The Lambe Institute for Translational Research, National University of Ireland, Galway, Republic of Ireland.
Department of Otolaryngology, Galway University Hospitals, Galway, H91YR71, Republic of Ireland.
Langenbecks Arch Surg. 2022 Dec;407(8):3209-3219. doi: 10.1007/s00423-022-02651-0. Epub 2022 Aug 11.
Recurrent laryngeal nerve (RLN) injury is a feared complication of thyroid surgery occurring in 1-5% of cases. The present approaches to RLN preservation include RLN visualization with no nerve monitoring (No-NM), intermittent intra-operative nerve monitoring (I-IONM) and continuous intra-operative nerve monitoring (C-IONM). There is ambiguity as to which of these strategies should be the preferred method of RLN preservation.
A systematic review of the PubMed, Embase and the Cochrane Collaboration databases was undertaken with network meta-analysis (NMA) performed according to the PRISMA and Cochrane Collaboration guidelines. A Bayesian NMA was conducted using R packages netmeta with outcomes expressed as odds ratios (ORs) with 95% credible intervals (CrI). Only prospective studies were included.
Eighteen studies met inclusion criteria, including 22,080 patients and 40,642 nerves at risk (NAR). Overall, 23,364 NARs (57.5%) underwent I-IONM, 17,176 (42.3%) No-NM and 98 (0.2%) underwent C-IONM. There were no significant differences between groups regarding the incidence of permanent RLN injury following thyroid surgery (I-IONM vs.No-NM, OR 0.84, 95% CrI 0.55-1.19; C-IONM vs. No-NM, OR 0.44, 95% CrI 0.02-5.00). Pooled analysis showed that IONM (I-IONM or C-IONM) demonstrated a protective effect versus No-NM in reducing the incidence of transient RLN injury (OR 0.75, 95% CI 0.59-0.97, p = 0.03).
IONM strategies did not significantly reduce the incidence of permanent RLN injury following thyroid surgery. However, the small number of C-IONM NARs limits conclusions that may be drawn. Further well-designed prospective studies will be required to definitively assess the utility of C-IONM.
喉返神经(RLN)损伤是甲状腺手术中令人恐惧的并发症,其发生率为 1-5%。目前保留 RLN 的方法包括 RLN 可视化但不进行神经监测(无神经监测,No-NM)、术中间歇性神经监测(I-IONM)和连续术中神经监测(C-IONM)。对于这些策略中哪一种应该是 RLN 保护的首选方法,存在着不确定性。

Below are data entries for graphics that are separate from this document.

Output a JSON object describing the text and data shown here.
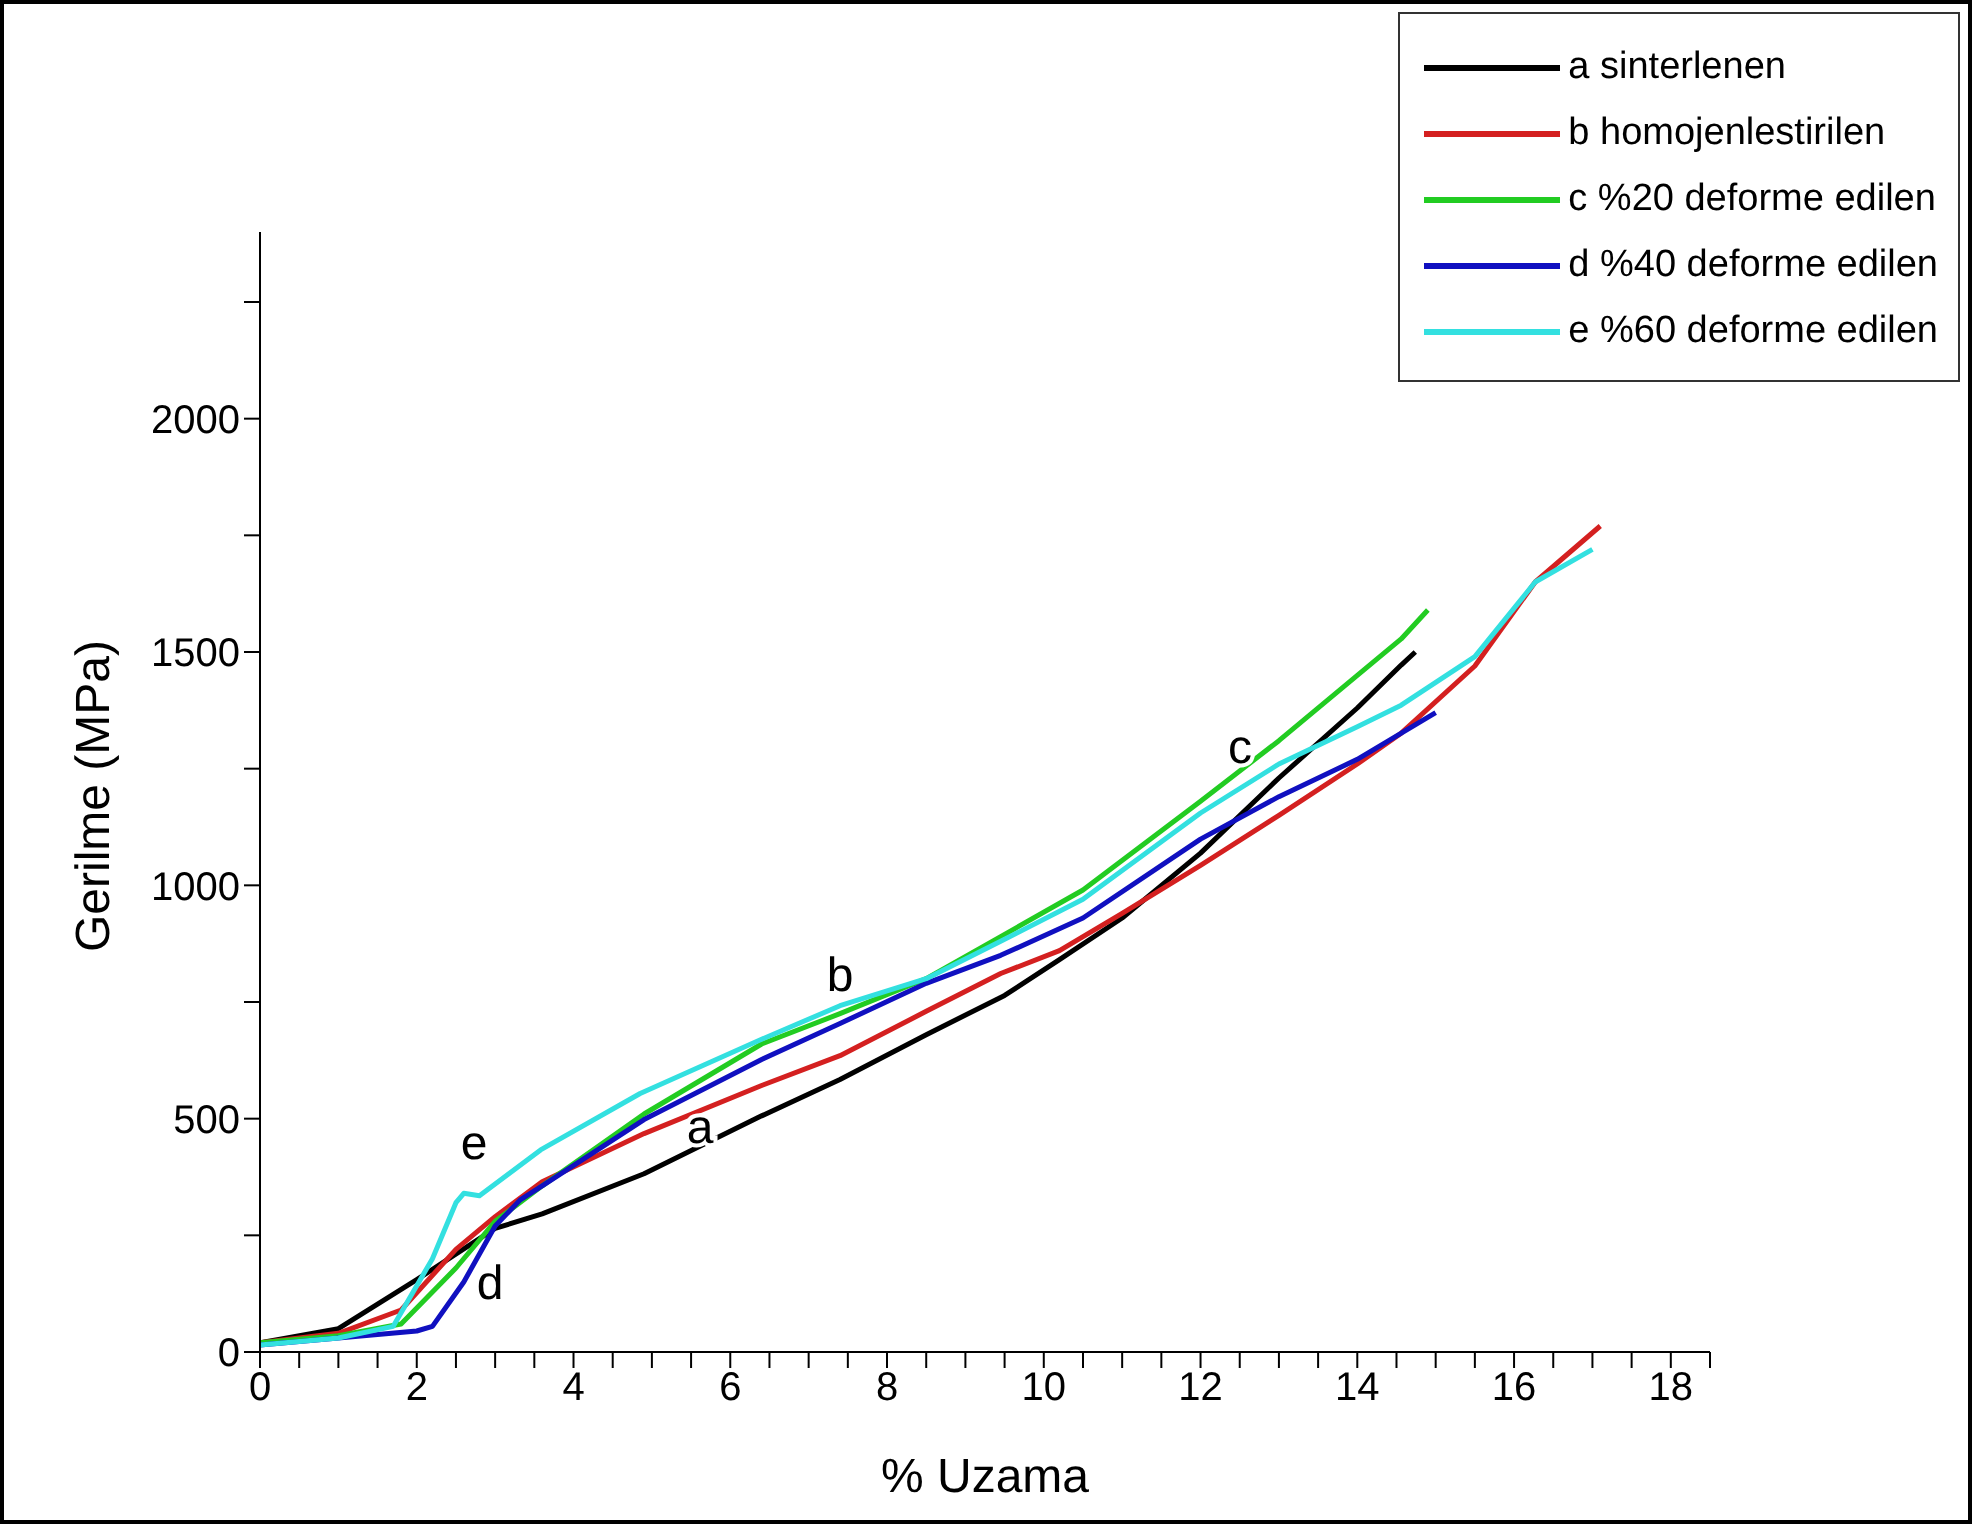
{
  "chart_data": {
    "type": "line",
    "xlabel": "% Uzama",
    "ylabel": "Gerilme (MPa)",
    "xlim": [
      0,
      18.5
    ],
    "ylim": [
      0,
      2400
    ],
    "xticks": [
      0,
      {
        "value": 0.5,
        "label": null
      },
      2,
      {
        "value": 1,
        "label": null
      },
      {
        "value": 1.5,
        "label": null
      },
      {
        "value": 2.5,
        "label": null
      },
      {
        "value": 3,
        "label": null
      },
      {
        "value": 3.5,
        "label": null
      },
      4,
      {
        "value": 4.5,
        "label": null
      },
      {
        "value": 5,
        "label": null
      },
      {
        "value": 5.5,
        "label": null
      },
      6,
      {
        "value": 6.5,
        "label": null
      },
      {
        "value": 7,
        "label": null
      },
      {
        "value": 7.5,
        "label": null
      },
      8,
      {
        "value": 8.5,
        "label": null
      },
      {
        "value": 9,
        "label": null
      },
      {
        "value": 9.5,
        "label": null
      },
      10,
      {
        "value": 10.5,
        "label": null
      },
      {
        "value": 11,
        "label": null
      },
      {
        "value": 11.5,
        "label": null
      },
      12,
      {
        "value": 12.5,
        "label": null
      },
      {
        "value": 13,
        "label": null
      },
      {
        "value": 13.5,
        "label": null
      },
      14,
      {
        "value": 14.5,
        "label": null
      },
      {
        "value": 15,
        "label": null
      },
      {
        "value": 15.5,
        "label": null
      },
      16,
      {
        "value": 16.5,
        "label": null
      },
      {
        "value": 17,
        "label": null
      },
      {
        "value": 17.5,
        "label": null
      },
      18,
      {
        "value": 18.5,
        "label": null
      }
    ],
    "yticks": [
      0,
      {
        "value": 250,
        "label": null
      },
      500,
      {
        "value": 750,
        "label": null
      },
      1000,
      {
        "value": 1250,
        "label": null
      },
      1500,
      {
        "value": 1750,
        "label": null
      },
      2000,
      {
        "value": 2250,
        "label": null
      }
    ],
    "grid": false,
    "legend": "top right",
    "marker": "none",
    "line_style": "solid",
    "series": [
      {
        "name": "a sinterlenen",
        "color": "#000000",
        "x": [
          0,
          1,
          2,
          3,
          3.6,
          4.9,
          6.4,
          7.4,
          8.5,
          9.5,
          10.2,
          11,
          12,
          13,
          14,
          14.56,
          14.74
        ],
        "values": [
          20,
          50,
          155,
          265,
          296,
          382,
          506,
          584,
          680,
          764,
          841,
          930,
          1069,
          1230,
          1380,
          1472,
          1500
        ]
      },
      {
        "name": "b homojenlestirilen",
        "color": "#d42020",
        "x": [
          0,
          1,
          1.8,
          2.5,
          3,
          3.6,
          4.9,
          6.4,
          7.4,
          8.5,
          9.45,
          10.2,
          11,
          12,
          13,
          14,
          14.56,
          15.5,
          16.27,
          17.1
        ],
        "values": [
          20,
          40,
          90,
          220,
          290,
          365,
          468,
          571,
          635,
          730,
          811,
          860,
          940,
          1043,
          1150,
          1260,
          1326,
          1470,
          1650,
          1770
        ]
      },
      {
        "name": "c %20 deforme edilen",
        "color": "#22cc22",
        "x": [
          0,
          1,
          1.8,
          2.5,
          3,
          3.6,
          4.9,
          6.4,
          7.4,
          8.5,
          9.45,
          10.5,
          12,
          13,
          14,
          14.56,
          14.9
        ],
        "values": [
          20,
          35,
          60,
          180,
          280,
          356,
          510,
          660,
          725,
          800,
          890,
          990,
          1180,
          1310,
          1450,
          1528,
          1590
        ]
      },
      {
        "name": "d %40 deforme edilen",
        "color": "#1010c0",
        "x": [
          0,
          1,
          2,
          2.2,
          2.6,
          3,
          3.32,
          3.6,
          4.9,
          6.4,
          7.4,
          8.5,
          9.45,
          10.5,
          12,
          13,
          14,
          15
        ],
        "values": [
          15,
          30,
          45,
          55,
          150,
          270,
          326,
          356,
          498,
          627,
          704,
          790,
          850,
          930,
          1099,
          1190,
          1270,
          1370
        ]
      },
      {
        "name": "e %60 deforme edilen",
        "color": "#33e0e0",
        "x": [
          0,
          1,
          1.7,
          2.2,
          2.5,
          2.6,
          2.8,
          3,
          3.58,
          4.85,
          6.4,
          7.4,
          8.5,
          9.45,
          10.5,
          12,
          13,
          14,
          14.56,
          15.5,
          16.27,
          17
        ],
        "values": [
          15,
          30,
          55,
          200,
          320,
          340,
          335,
          360,
          433,
          554,
          670,
          742,
          800,
          880,
          970,
          1155,
          1260,
          1340,
          1386,
          1490,
          1650,
          1720
        ]
      }
    ],
    "annotations": [
      "a",
      "b",
      "c",
      "d",
      "e"
    ]
  }
}
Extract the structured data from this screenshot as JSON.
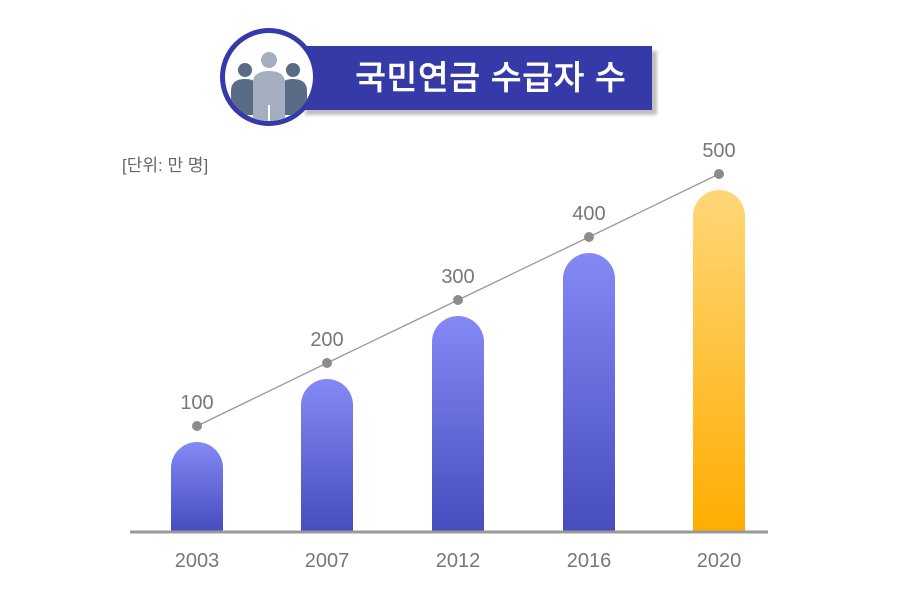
{
  "chart_data": {
    "type": "bar",
    "title": "국민연금 수급자 수",
    "unit_label": "[단위: 만 명]",
    "categories": [
      "2003",
      "2007",
      "2012",
      "2016",
      "2020"
    ],
    "values": [
      100,
      200,
      300,
      400,
      500
    ],
    "overlay": "line with markers connecting values",
    "highlight_category": "2020",
    "colors": {
      "bar_top": "#8589F6",
      "bar_bottom": "#474CBE",
      "highlight_top": "#FFD778",
      "highlight_bottom": "#FFAD00",
      "line": "#999999",
      "marker": "#8C8C8C",
      "banner": "#363AA8"
    },
    "grid": false,
    "icon": "people-group-icon"
  }
}
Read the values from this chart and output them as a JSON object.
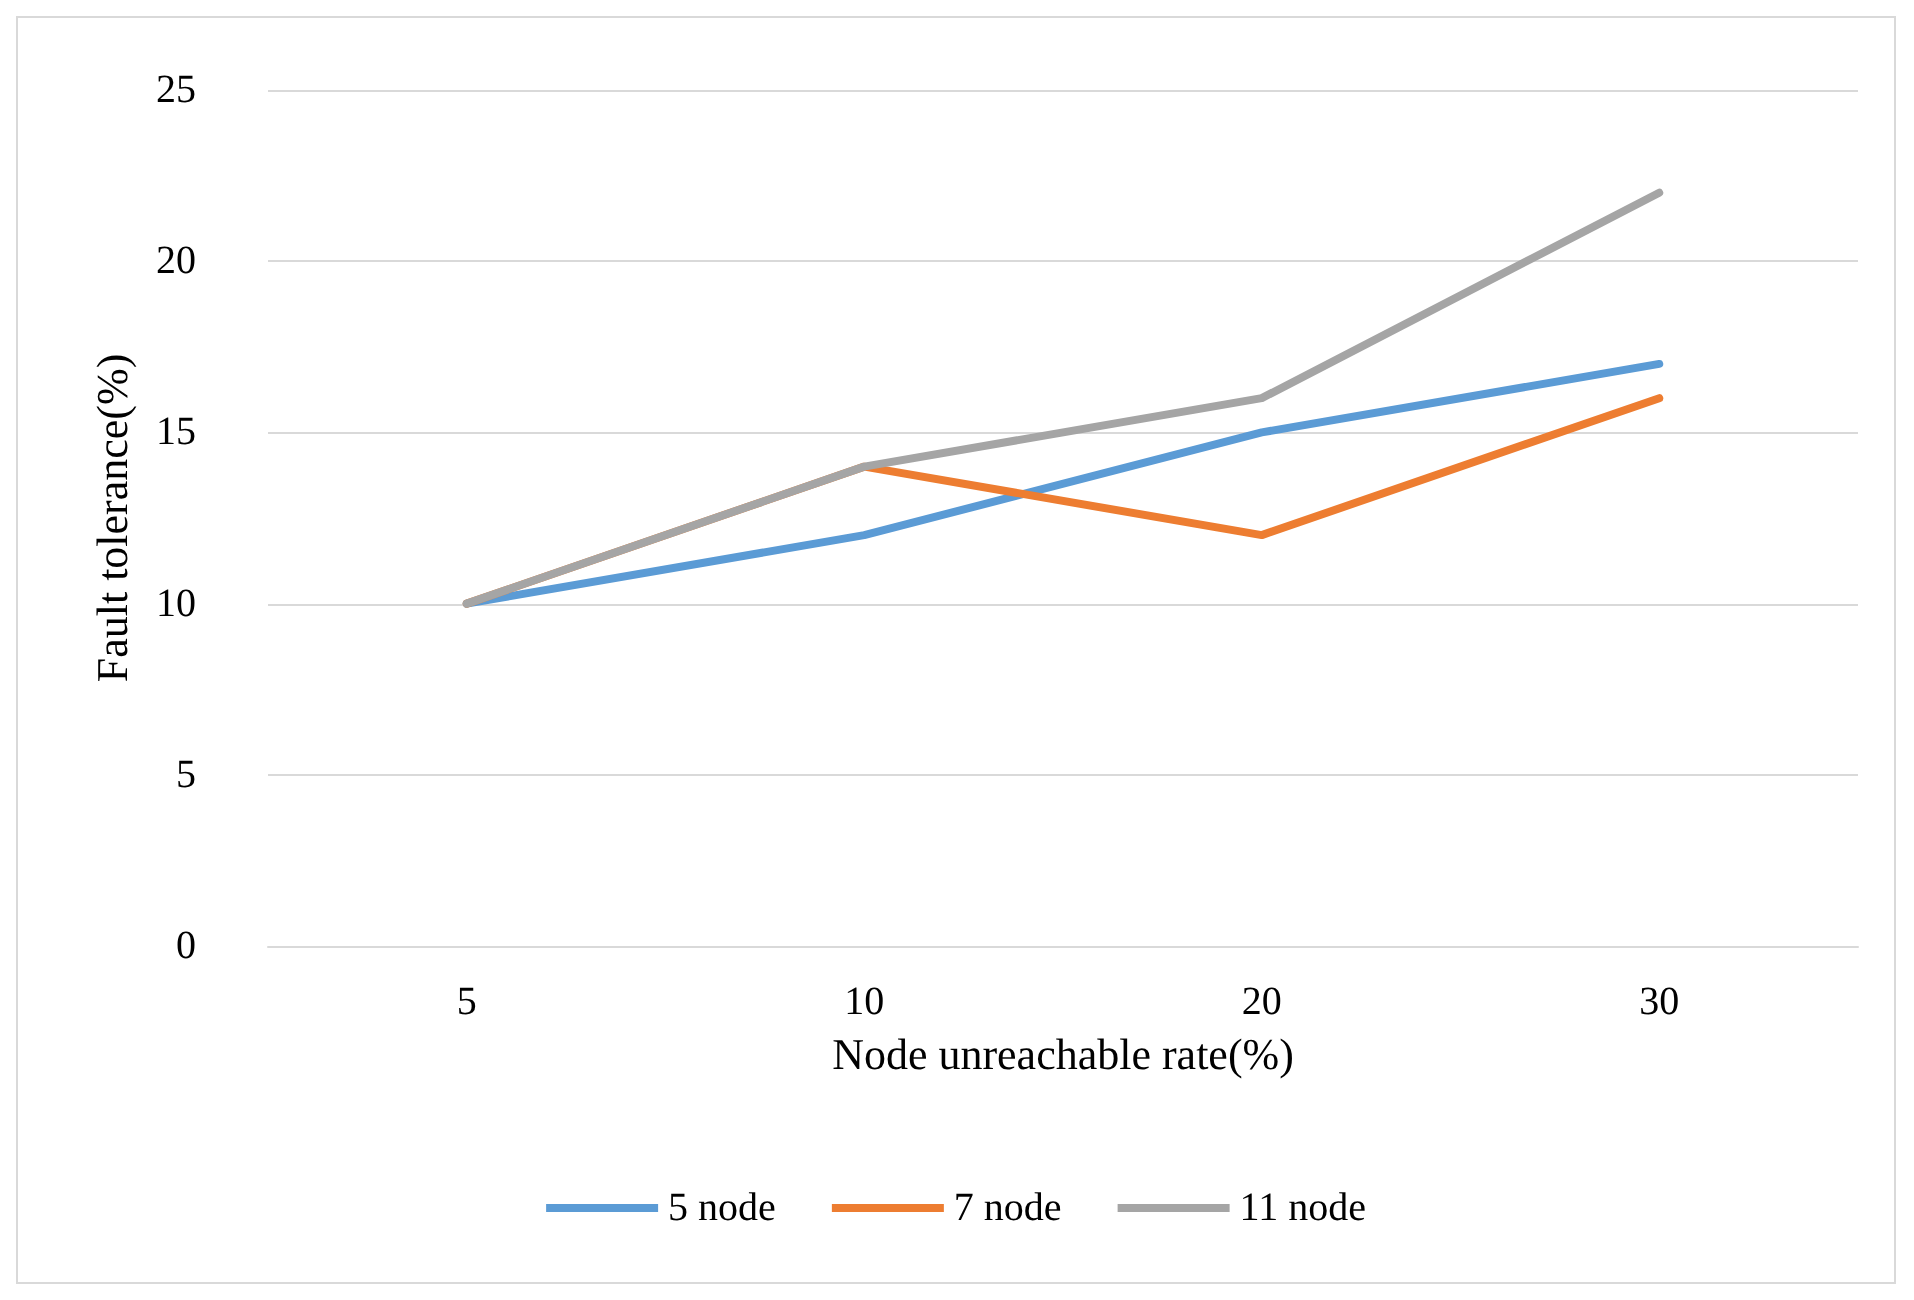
{
  "chart_data": {
    "type": "line",
    "xlabel": "Node unreachable rate(%)",
    "ylabel": "Fault tolerance(%)",
    "categories": [
      "5",
      "10",
      "20",
      "30"
    ],
    "series": [
      {
        "name": "5 node",
        "color": "#5b9bd5",
        "values": [
          10,
          12,
          15,
          17
        ]
      },
      {
        "name": "7 node",
        "color": "#ed7d31",
        "values": [
          10,
          14,
          12,
          16
        ]
      },
      {
        "name": "11 node",
        "color": "#a5a5a5",
        "values": [
          10,
          14,
          16,
          22
        ]
      }
    ],
    "ylim": [
      0,
      25
    ],
    "yticks": [
      0,
      5,
      10,
      15,
      20,
      25
    ],
    "grid": "y",
    "legend": "bottom",
    "marker": "none",
    "line_style": "solid"
  }
}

对 PubMed、Embase 和 Cochrane 协作数据库进行系统回顾,并根据 PRISMA 和 Cochrane 协作指南进行网络荟萃分析(NMA)。使用 R 包 netmeta 进行贝叶斯 NMA,结果表示为比值比(OR)和 95%可信区间(CrI)。仅纳入前瞻性研究。
18 项研究符合纳入标准,包括 22080 例患者和 40642 根风险神经(NAR)。总体而言,23364 根 NAR(57.5%)接受了 I-IONM,17176 根(42.3%)接受了 No-NM,98 根(0.2%)接受了 C-IONM。在甲状腺手术后 RLN 永久性损伤的发生率方面,各组之间没有显著差异(I-IONM 与 No-NM,OR 0.84,95% CrI 0.55-1.19;C-IONM 与 No-NM,OR 0.44,95% CrI 0.02-5.00)。汇总分析显示,与 No-NM 相比,IONM(I-IONM 或 C-IONM)在降低暂时性 RLN 损伤的发生率方面具有保护作用(OR 0.75,95%CI 0.59-0.97,p=0.03)。
IONM 策略并未显著降低甲状腺手术后 RLN 永久性损伤的发生率。然而,C-IONM NAR 的数量较少限制了可能得出的结论。需要进一步设计良好的前瞻性研究来明确评估 C-IONM 的效用。